POLITICA
24 de mayo de 2026
El Gobierno envió al Congreso un proyecto para derogar la Ley de Etiquetado Frontal
La iniciativa ingresó este sábado al Senado con las firmas de Milei, Adorni y Lugones. El oficialismo argumenta “limitaciones técnicas y económicas” del sistema de octógonos negros.
El Poder Ejecutivo Nacional remitió al Congreso un proyecto de ley que busca derogar por completo la Ley N° 27.642 de Promoción de la Alimentación Saludable, más conocida como Ley de Etiquetado Frontal. La iniciativa ingresó al Senado el sábado 23 de mayo de 2026.
El documento lleva las firmas del presidente Javier Milei, del jefe de Gabinete Manuel Adorni y del ministro de Salud Mario Lugones. Así lo confirmaron fuentes oficiales este.
La norma vigente, basada en los parámetros de la Organización Panamericana de la Salud (OPS), presenta según el Ejecutivo “severas limitaciones técnicas, regulatorias, operativas y económicas”. Por eso, el Gobierno propone su eliminación total.
El articulado del proyecto es directo. Establece la derogación completa de la Ley 27.642, que entraría en vigor el mismo día de su publicación en el Boletín Oficial.
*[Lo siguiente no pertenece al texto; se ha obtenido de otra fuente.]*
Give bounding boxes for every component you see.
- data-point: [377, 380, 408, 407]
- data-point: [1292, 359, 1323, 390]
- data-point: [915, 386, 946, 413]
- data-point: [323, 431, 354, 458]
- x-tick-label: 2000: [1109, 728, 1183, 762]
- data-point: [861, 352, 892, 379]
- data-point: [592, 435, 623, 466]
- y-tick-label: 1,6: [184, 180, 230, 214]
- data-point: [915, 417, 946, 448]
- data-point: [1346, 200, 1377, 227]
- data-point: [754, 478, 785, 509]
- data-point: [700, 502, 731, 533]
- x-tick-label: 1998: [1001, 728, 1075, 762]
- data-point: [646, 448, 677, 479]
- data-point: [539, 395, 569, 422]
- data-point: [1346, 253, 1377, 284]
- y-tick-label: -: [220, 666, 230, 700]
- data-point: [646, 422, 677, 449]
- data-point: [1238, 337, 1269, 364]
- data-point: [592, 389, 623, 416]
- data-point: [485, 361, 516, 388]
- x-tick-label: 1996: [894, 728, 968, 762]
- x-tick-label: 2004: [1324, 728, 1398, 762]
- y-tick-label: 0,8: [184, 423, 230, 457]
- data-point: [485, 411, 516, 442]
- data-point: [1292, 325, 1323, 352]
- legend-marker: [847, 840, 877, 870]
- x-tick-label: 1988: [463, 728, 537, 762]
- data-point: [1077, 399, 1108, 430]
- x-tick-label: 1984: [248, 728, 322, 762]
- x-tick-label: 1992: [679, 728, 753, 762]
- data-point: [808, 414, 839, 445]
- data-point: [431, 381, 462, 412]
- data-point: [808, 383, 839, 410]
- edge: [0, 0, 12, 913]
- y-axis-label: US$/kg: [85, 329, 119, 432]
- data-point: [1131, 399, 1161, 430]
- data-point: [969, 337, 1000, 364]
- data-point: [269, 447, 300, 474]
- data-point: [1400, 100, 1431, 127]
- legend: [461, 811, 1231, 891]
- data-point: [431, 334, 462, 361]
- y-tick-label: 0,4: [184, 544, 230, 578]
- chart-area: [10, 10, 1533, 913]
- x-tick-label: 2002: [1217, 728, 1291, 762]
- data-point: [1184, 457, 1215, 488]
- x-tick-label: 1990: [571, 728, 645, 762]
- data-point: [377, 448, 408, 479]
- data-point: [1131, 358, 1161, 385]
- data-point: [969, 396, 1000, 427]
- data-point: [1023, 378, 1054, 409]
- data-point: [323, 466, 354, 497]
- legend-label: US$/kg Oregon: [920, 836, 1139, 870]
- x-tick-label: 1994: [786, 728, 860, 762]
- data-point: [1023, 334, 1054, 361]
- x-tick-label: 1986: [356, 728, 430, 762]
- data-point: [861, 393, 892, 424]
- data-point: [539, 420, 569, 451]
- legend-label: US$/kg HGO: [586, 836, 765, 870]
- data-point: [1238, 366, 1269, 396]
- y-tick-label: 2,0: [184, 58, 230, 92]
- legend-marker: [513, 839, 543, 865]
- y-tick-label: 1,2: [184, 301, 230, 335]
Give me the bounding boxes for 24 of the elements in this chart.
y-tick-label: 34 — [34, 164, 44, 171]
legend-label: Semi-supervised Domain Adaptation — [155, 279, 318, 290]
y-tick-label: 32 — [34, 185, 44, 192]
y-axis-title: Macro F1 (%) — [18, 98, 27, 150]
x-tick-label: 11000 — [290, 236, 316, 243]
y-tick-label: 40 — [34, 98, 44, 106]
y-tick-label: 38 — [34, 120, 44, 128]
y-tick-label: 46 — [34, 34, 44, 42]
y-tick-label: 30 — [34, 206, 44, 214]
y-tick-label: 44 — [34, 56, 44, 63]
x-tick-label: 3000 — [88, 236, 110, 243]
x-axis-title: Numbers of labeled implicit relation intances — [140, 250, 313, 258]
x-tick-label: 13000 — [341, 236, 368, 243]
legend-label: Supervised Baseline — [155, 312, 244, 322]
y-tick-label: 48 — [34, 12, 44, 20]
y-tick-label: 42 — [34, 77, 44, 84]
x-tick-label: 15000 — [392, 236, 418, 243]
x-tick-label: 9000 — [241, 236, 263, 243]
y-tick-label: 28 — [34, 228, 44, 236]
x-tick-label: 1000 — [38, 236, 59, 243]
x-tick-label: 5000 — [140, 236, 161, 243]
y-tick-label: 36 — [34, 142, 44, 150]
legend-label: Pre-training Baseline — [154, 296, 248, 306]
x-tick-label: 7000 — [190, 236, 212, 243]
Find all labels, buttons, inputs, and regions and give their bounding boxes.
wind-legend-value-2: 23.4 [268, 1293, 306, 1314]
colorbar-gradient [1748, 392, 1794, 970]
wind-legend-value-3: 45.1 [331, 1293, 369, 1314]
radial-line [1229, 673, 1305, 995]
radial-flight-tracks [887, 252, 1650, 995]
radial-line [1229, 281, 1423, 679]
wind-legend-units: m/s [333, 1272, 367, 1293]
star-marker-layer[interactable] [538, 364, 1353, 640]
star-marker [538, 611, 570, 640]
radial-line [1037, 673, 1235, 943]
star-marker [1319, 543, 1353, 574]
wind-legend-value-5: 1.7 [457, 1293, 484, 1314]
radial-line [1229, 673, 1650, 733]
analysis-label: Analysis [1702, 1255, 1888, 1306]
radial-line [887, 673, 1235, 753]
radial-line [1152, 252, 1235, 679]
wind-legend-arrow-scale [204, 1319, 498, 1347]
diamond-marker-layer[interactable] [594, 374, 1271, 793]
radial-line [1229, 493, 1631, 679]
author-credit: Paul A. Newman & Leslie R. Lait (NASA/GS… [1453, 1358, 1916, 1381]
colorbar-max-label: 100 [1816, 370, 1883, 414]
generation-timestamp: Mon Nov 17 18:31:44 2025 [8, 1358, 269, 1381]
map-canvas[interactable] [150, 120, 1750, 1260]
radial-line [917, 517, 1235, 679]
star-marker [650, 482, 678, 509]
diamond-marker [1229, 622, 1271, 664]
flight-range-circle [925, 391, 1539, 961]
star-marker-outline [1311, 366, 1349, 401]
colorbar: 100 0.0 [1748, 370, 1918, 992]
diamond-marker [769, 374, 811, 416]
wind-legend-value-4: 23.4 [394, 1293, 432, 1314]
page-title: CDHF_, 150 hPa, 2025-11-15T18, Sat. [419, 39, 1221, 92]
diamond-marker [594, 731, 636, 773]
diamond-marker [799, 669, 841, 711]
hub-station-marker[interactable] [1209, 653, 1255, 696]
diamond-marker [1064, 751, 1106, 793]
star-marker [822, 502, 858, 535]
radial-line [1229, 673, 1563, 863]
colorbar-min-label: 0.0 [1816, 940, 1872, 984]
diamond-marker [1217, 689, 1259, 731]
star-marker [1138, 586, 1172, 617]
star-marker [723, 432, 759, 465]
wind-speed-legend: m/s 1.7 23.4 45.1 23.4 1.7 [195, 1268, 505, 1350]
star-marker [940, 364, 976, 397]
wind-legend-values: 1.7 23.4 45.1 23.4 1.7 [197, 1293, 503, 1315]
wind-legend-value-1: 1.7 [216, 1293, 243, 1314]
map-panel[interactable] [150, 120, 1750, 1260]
De aprobarse, desaparecerían los octógonos negros de advertencia en los envases. También caerían las restricciones vinculadas a la publicidad, los entornos escolares y el uso de personajes infantiles en los empaques.
El oficialismo critica el actual sistema por considerarlo “binario”. Sostiene que aplica parámetros homogéneos sobre matrices alimentarias muy diferentes, sin tomar en cuenta las porciones reales que consume la gente ni la densidad nutricional de cada producto.
Según el texto enviado al Parlamento, esta metodología genera inconsistencias. Alimentos tradicionales y saludables reciben advertencias equivalentes a las de productos ultraprocesados, lo que provoca “interpretaciones simplificadas o poco precisas” y termina confundiendo al comprador.
Otro de los señalamientos del Gobierno apunta a la falta de incentivos para la industria. El esquema actual solo advierte si el producto “contiene o no contiene” determinados nutrientes críticos, sin premiar las mejoras parciales o graduales que las empresas puedan implementar dentro de una misma categoría.
El proyecto también menciona las asimetrías en el Mercosur. La falta de armonización regional en materia de rotulado frontal genera trabas operativas y obliga al sector a fabricar envases diferenciados según el país de destino.
Esta situación perjudica especialmente a las Pequeñas y Medianas Empresas (PyMEs). Los costos fijos de cumplimiento son proporcionalmente más elevados para ellas, lo que podría incentivar la concentración del mercado en manos de las grandes compañías.
La rigidez normativa es otro punto de crítica. Numerosos aspectos metodológicos y técnicos fueron incluidos directamente en el cuerpo de la ley, lo que impide una actualización ágil frente a nuevos consensos científicos internacionales o a las modificaciones de las Guías Alimentarias para la Población Argentina (GAPA).
El Ejecutivo aclaró, sin embargo, que la derogación no elimina todas las obligaciones de información nutricional. La declaración obligatoria de valor energético, azúcares, grasas y sodio seguirá plenamente vigente.
Esa información continuará bajo el Código Alimentario Argentino y el sistema armonizado del Mercosur (Resoluciones GMC N° 44/03 y 46/03). También se mantendrán las leyes de lealtad comercial y defensa del consumidor.
Con este envío, el Gobierno pidió al Congreso el “pronto tratamiento y sanción” de la norma. Aspira a reemplazar el actual sistema por un esquema que califica como “técnicamente más consistente, uniforme y adaptable”.